Immersive Ausstellungen haben sich in vielen europäischen Städten als Publikumshits herausgestellt – mit einer Mischung aus großflächigen Projektionen, Sound, interaktiven Elementen und ausgestellten Objekten werden dabei Ereignisse oder Epochen der Geschichte vermittelt.

Das Reisekompass-Team hat die Ausstellung „Legende der Titanic“ in Wien besucht, die derzeit in der Marx-Halle im dritten Bezirk über die Bühne geht – und ein großer Erfolg ist, wie die Veranstalter betonen: Die virtuelle Titanic sollte eigentlich nur bis Jänner in Wien liegen, nun wurde die Ausstellung bis 3. Mai 2026 verlängert.
Eines vorweg: Nach der Tutenchamum-Ausstellung waren wir grundsätzlich eher skeptisch, denn oftmals werden geschichtliche Themen in solchen Formaten eher oberflächlich abgehandelt. Bei der Titanic war der Eindruck aber von Beginn an ein anderer. Nach einigen grundsätzlichen Informationen über das Schiff – unter anderem zum Schiffsbau und der Reederei – werden Objekte von der Titanic und ähnlichen Schiffen gezeigt. Es wird auch erklärt, weshalb sich viele Menschen zu der Reise über den Atlantik entschlossen hatten und wie groß die Unterschiede zwischen erster, zweiter und dritter Klasse waren.

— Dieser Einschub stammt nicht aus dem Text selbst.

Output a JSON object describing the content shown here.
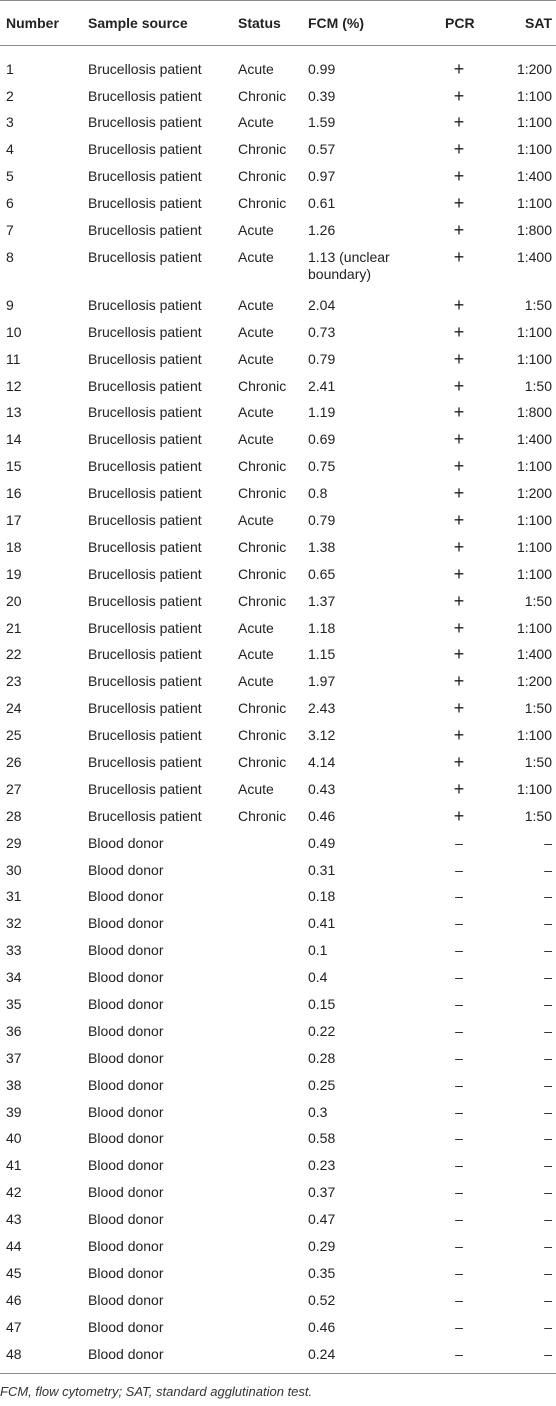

VR-Brille und Multimedia-Show
Im nächsten Raum bekommt man eine Virtual-Reality-Brille verpasst, der virtuelle Untergang ist recht stimmig, wenn auch etwas kurz gestaltet. Das Herz der Ausstellung ist eine Multimedia-Show, bei der großflächige 360-Grad-Projektionen einen Eindruck vom Bau und der Fahrt der Titanic vermitteln. Man fühlt sich als Reisender auf der Titanic und erlebt das Schicksal eines Mädchens und ihres Vaters. Da die Ausstellung für Familien konzipiert, werden keine schlimmen Szenen gezeigt. Dennoch wird klar gemacht, dass mehr als 1500 Menschen bei dem Unglück ums Leben gekommen sind und Familien zerrissen wurden. Das Ganze hat genau die richtige Länge, die Multimedia-Aufführung dauert rund 30 Minuten, insgesamt sollte man sich eine bis eineinhalb Stunden Zeit nehmen.

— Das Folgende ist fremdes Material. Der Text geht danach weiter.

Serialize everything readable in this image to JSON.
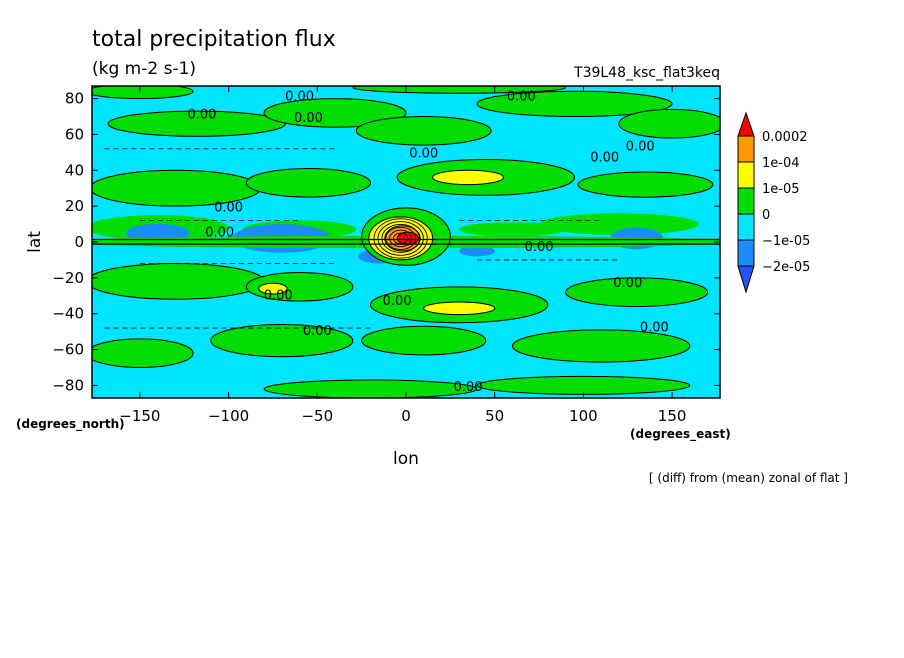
{
  "chart_data": {
    "type": "heatmap",
    "title": "total precipitation flux",
    "units": "(kg m-2 s-1)",
    "run_label": "T39L48_ksc_flat3keq",
    "xlabel": "lon",
    "ylabel": "lat",
    "x_units": "(degrees_east)",
    "y_units": "(degrees_north)",
    "footnote": "[ (diff) from (mean) zonal of flat ]",
    "xlim": [
      -177,
      177
    ],
    "ylim": [
      -87,
      87
    ],
    "x_ticks": [
      -150,
      -100,
      -50,
      0,
      50,
      100,
      150
    ],
    "y_ticks": [
      -80,
      -60,
      -40,
      -20,
      0,
      20,
      40,
      60,
      80
    ],
    "colorbar": {
      "labels": [
        "0.0002",
        "1e-04",
        "1e-05",
        "0",
        "−1e-05",
        "−2e-05"
      ],
      "colors": [
        "#ff0000",
        "#ff9900",
        "#ffff00",
        "#00dd00",
        "#00e5ff",
        "#1a8cff",
        "#2255ff"
      ]
    },
    "contour_labels": [
      {
        "text": "0.00",
        "lon": -60,
        "lat": 79
      },
      {
        "text": "0.00",
        "lon": 65,
        "lat": 79
      },
      {
        "text": "0.00",
        "lon": -115,
        "lat": 69
      },
      {
        "text": "0.00",
        "lon": -55,
        "lat": 67
      },
      {
        "text": "0.00",
        "lon": 10,
        "lat": 47
      },
      {
        "text": "0.00",
        "lon": 112,
        "lat": 45
      },
      {
        "text": "0.00",
        "lon": 132,
        "lat": 51
      },
      {
        "text": "0.00",
        "lon": -100,
        "lat": 17
      },
      {
        "text": "0.00",
        "lon": -105,
        "lat": 3
      },
      {
        "text": "0.00",
        "lon": 75,
        "lat": -5
      },
      {
        "text": "0.00",
        "lon": -72,
        "lat": -32
      },
      {
        "text": "0.00",
        "lon": -5,
        "lat": -35
      },
      {
        "text": "0.00",
        "lon": 125,
        "lat": -25
      },
      {
        "text": "0.00",
        "lon": -50,
        "lat": -52
      },
      {
        "text": "0.00",
        "lon": 140,
        "lat": -50
      },
      {
        "text": "0.00",
        "lon": 35,
        "lat": -83
      }
    ]
  }
}
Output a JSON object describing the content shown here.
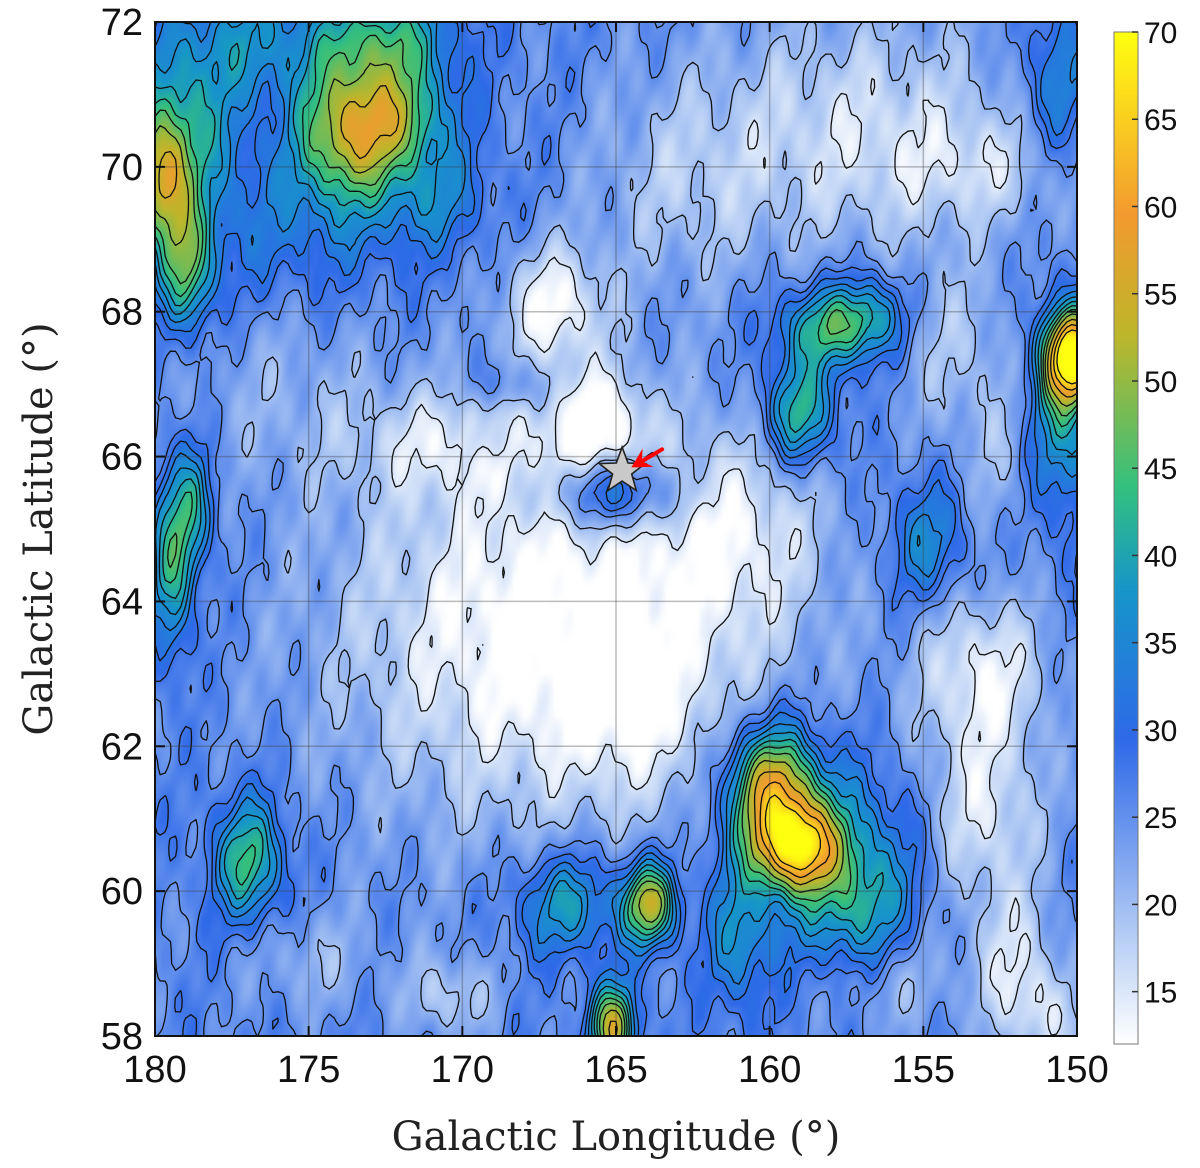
{
  "chart_data": {
    "type": "heatmap",
    "subtype": "filled-contour",
    "title": "",
    "xlabel": "Galactic Longitude (°)",
    "ylabel": "Galactic Latitude (°)",
    "xlim": [
      180,
      150
    ],
    "ylim": [
      58,
      72
    ],
    "x_reversed": true,
    "xticks": [
      180,
      175,
      170,
      165,
      160,
      155,
      150
    ],
    "yticks": [
      58,
      60,
      62,
      64,
      66,
      68,
      70,
      72
    ],
    "grid": true,
    "colorbar": {
      "range": [
        12,
        70
      ],
      "ticks": [
        15,
        20,
        25,
        30,
        35,
        40,
        45,
        50,
        55,
        60,
        65,
        70
      ],
      "colors": [
        "#ffffff",
        "#b9d0f5",
        "#2e69e8",
        "#1696c9",
        "#33c07e",
        "#bdb62a",
        "#f39a2f",
        "#ffff10"
      ],
      "color_stops": [
        0,
        0.1,
        0.3,
        0.45,
        0.55,
        0.7,
        0.82,
        1.0
      ]
    },
    "contour_levels": [
      15,
      20,
      25,
      28,
      31,
      34,
      37,
      40,
      43,
      46,
      50,
      55,
      60,
      65
    ],
    "background_level": 26,
    "features": [
      {
        "type": "peak",
        "l": 150.1,
        "b": 67.4,
        "amp": 44,
        "sl": 0.6,
        "sb": 0.4
      },
      {
        "type": "peak",
        "l": 150.4,
        "b": 66.6,
        "amp": 14,
        "sl": 0.8,
        "sb": 1.0
      },
      {
        "type": "peak",
        "l": 150.6,
        "b": 71.2,
        "amp": 10,
        "sl": 0.8,
        "sb": 0.8
      },
      {
        "type": "peak",
        "l": 159.9,
        "b": 61.4,
        "amp": 30,
        "sl": 1.0,
        "sb": 0.6
      },
      {
        "type": "peak",
        "l": 159.1,
        "b": 60.6,
        "amp": 30,
        "sl": 0.9,
        "sb": 0.4
      },
      {
        "type": "peak",
        "l": 158.0,
        "b": 60.4,
        "amp": 14,
        "sl": 2.0,
        "sb": 0.9
      },
      {
        "type": "peak",
        "l": 157.0,
        "b": 59.6,
        "amp": 8,
        "sl": 1.0,
        "sb": 0.6
      },
      {
        "type": "peak",
        "l": 163.9,
        "b": 59.8,
        "amp": 28,
        "sl": 0.6,
        "sb": 0.4
      },
      {
        "type": "peak",
        "l": 165.1,
        "b": 58.1,
        "amp": 28,
        "sl": 0.5,
        "sb": 0.4
      },
      {
        "type": "peak",
        "l": 166.6,
        "b": 59.8,
        "amp": 14,
        "sl": 1.2,
        "sb": 0.5
      },
      {
        "type": "peak",
        "l": 161.0,
        "b": 59.3,
        "amp": 10,
        "sl": 0.7,
        "sb": 0.7
      },
      {
        "type": "peak",
        "l": 165.0,
        "b": 65.5,
        "amp": 16,
        "sl": 1.4,
        "sb": 0.35
      },
      {
        "type": "peak",
        "l": 173.8,
        "b": 70.5,
        "amp": 24,
        "sl": 1.2,
        "sb": 0.7
      },
      {
        "type": "peak",
        "l": 172.0,
        "b": 70.7,
        "amp": 16,
        "sl": 1.2,
        "sb": 0.5
      },
      {
        "type": "peak",
        "l": 172.5,
        "b": 71.8,
        "amp": 16,
        "sl": 1.5,
        "sb": 0.5
      },
      {
        "type": "peak",
        "l": 179.8,
        "b": 69.8,
        "amp": 22,
        "sl": 0.6,
        "sb": 0.6
      },
      {
        "type": "peak",
        "l": 179.2,
        "b": 70.6,
        "amp": 14,
        "sl": 1.2,
        "sb": 0.8
      },
      {
        "type": "peak",
        "l": 179.0,
        "b": 68.6,
        "amp": 18,
        "sl": 0.6,
        "sb": 0.6
      },
      {
        "type": "peak",
        "l": 177.0,
        "b": 71.8,
        "amp": 10,
        "sl": 1.8,
        "sb": 0.6
      },
      {
        "type": "peak",
        "l": 158.0,
        "b": 67.8,
        "amp": 18,
        "sl": 1.2,
        "sb": 0.4
      },
      {
        "type": "peak",
        "l": 159.0,
        "b": 66.6,
        "amp": 18,
        "sl": 0.8,
        "sb": 0.5
      },
      {
        "type": "peak",
        "l": 156.6,
        "b": 68.0,
        "amp": 10,
        "sl": 0.8,
        "sb": 0.4
      },
      {
        "type": "peak",
        "l": 179.5,
        "b": 64.5,
        "amp": 16,
        "sl": 0.5,
        "sb": 0.9
      },
      {
        "type": "peak",
        "l": 178.8,
        "b": 65.3,
        "amp": 12,
        "sl": 0.5,
        "sb": 0.6
      },
      {
        "type": "peak",
        "l": 177.0,
        "b": 60.4,
        "amp": 18,
        "sl": 0.8,
        "sb": 0.6
      },
      {
        "type": "peak",
        "l": 154.8,
        "b": 64.8,
        "amp": 10,
        "sl": 0.9,
        "sb": 0.6
      },
      {
        "type": "peak",
        "l": 176.0,
        "b": 69.2,
        "amp": 6,
        "sl": 3.0,
        "sb": 0.8
      },
      {
        "type": "peak",
        "l": 171.0,
        "b": 69.6,
        "amp": 8,
        "sl": 1.2,
        "sb": 0.5
      },
      {
        "type": "peak",
        "l": 168.5,
        "b": 67.0,
        "amp": 6,
        "sl": 0.8,
        "sb": 0.25
      },
      {
        "type": "peak",
        "l": 169.2,
        "b": 66.2,
        "amp": 6,
        "sl": 0.4,
        "sb": 0.25
      },
      {
        "type": "dip",
        "l": 167.0,
        "b": 63.6,
        "amp": 16,
        "sl": 4.8,
        "sb": 1.9
      },
      {
        "type": "dip",
        "l": 164.5,
        "b": 62.5,
        "amp": 5,
        "sl": 1.5,
        "sb": 0.8
      },
      {
        "type": "dip",
        "l": 167.0,
        "b": 68.1,
        "amp": 13,
        "sl": 1.2,
        "sb": 0.6
      },
      {
        "type": "dip",
        "l": 165.5,
        "b": 66.5,
        "amp": 12,
        "sl": 1.0,
        "sb": 0.5
      },
      {
        "type": "dip",
        "l": 170.0,
        "b": 66.2,
        "amp": 8,
        "sl": 2.5,
        "sb": 0.5
      },
      {
        "type": "dip",
        "l": 161.0,
        "b": 65.0,
        "amp": 8,
        "sl": 2.0,
        "sb": 1.0
      },
      {
        "type": "dip",
        "l": 157.0,
        "b": 70.5,
        "amp": 10,
        "sl": 4.0,
        "sb": 1.2
      },
      {
        "type": "dip",
        "l": 153.0,
        "b": 70.0,
        "amp": 5,
        "sl": 2.0,
        "sb": 0.5
      },
      {
        "type": "dip",
        "l": 153.0,
        "b": 63.0,
        "amp": 12,
        "sl": 1.5,
        "sb": 0.8
      },
      {
        "type": "dip",
        "l": 153.0,
        "b": 61.0,
        "amp": 11,
        "sl": 1.4,
        "sb": 0.9
      },
      {
        "type": "dip",
        "l": 152.0,
        "b": 59.0,
        "amp": 9,
        "sl": 1.0,
        "sb": 0.7
      },
      {
        "type": "dip",
        "l": 151.0,
        "b": 58.2,
        "amp": 8,
        "sl": 1.0,
        "sb": 0.5
      },
      {
        "type": "dip",
        "l": 156.0,
        "b": 58.7,
        "amp": 6,
        "sl": 1.5,
        "sb": 0.5
      },
      {
        "type": "dip",
        "l": 170.5,
        "b": 58.5,
        "amp": 8,
        "sl": 1.0,
        "sb": 0.4
      },
      {
        "type": "dip",
        "l": 175.0,
        "b": 59.0,
        "amp": 5,
        "sl": 1.5,
        "sb": 0.5
      },
      {
        "type": "dip",
        "l": 154.0,
        "b": 67.5,
        "amp": 6,
        "sl": 1.5,
        "sb": 0.8
      },
      {
        "type": "dip",
        "l": 152.5,
        "b": 66.0,
        "amp": 5,
        "sl": 1.0,
        "sb": 0.8
      },
      {
        "type": "dip",
        "l": 176.0,
        "b": 67.0,
        "amp": 4,
        "sl": 2.5,
        "sb": 1.0
      },
      {
        "type": "dip",
        "l": 163.0,
        "b": 69.7,
        "amp": 5,
        "sl": 2.0,
        "sb": 1.0
      }
    ],
    "marker": {
      "shape": "star",
      "l": 164.8,
      "b": 65.8,
      "fill": "#c9c9c9"
    },
    "arrow": {
      "color": "#ff0000",
      "from": {
        "l": 163.5,
        "b": 66.1
      },
      "to": {
        "l": 164.5,
        "b": 65.85
      }
    }
  }
}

Die stimmige Musik trägt zur Stimmung bei, der Soundtrack wurde von René Merkelbach komponiert und mit einem Orchester aufgenommen (der Soundtrack ist u.a. auf Spotify zu hören). Fazit: Für den doch stolzen Preis von rund 30 pro Person (Kinder ab 6 zahlen circa 19 Euro, Senioren und Studenten rund 25 Euro) bekommt man einen guten Eindruck, was die Titanic für die Reisenden bedeutete und wie das tragische Unglück abgelaufen ist – möglicherweise ein Anstoß, sich mehr mit der Geschichte dieses Schiffs und eventuell auch Migrationsbewegungen insgesamt zu beschäftigen – schließlich erhofften sich viele Reisende eine Fahrt in ein besseres Leben in Nordamerika.
Tipps für die immersive Ausstellung „Legende der Titanic“
Tipp 1: Suche dir zum Besuch der Ausstellung nicht das Wochenende oder andere Stoßzeiten aus, da es sonst eng werden könnte. Es werden zwar Zeitslots vergeben, aber es macht mehr Spaß, wenn ausreichend Platz und Ruhe zum Betrachten der Objekte ist.

Tipps 2: Der Besuch des „Metaverse“ dieser Ausstellung kostet pro Person vier Euro extra, ist aber durchaus empfehlenswert: Mit einer VR-Brille auf dem Kopf erkundet man eigenständig das Schiff.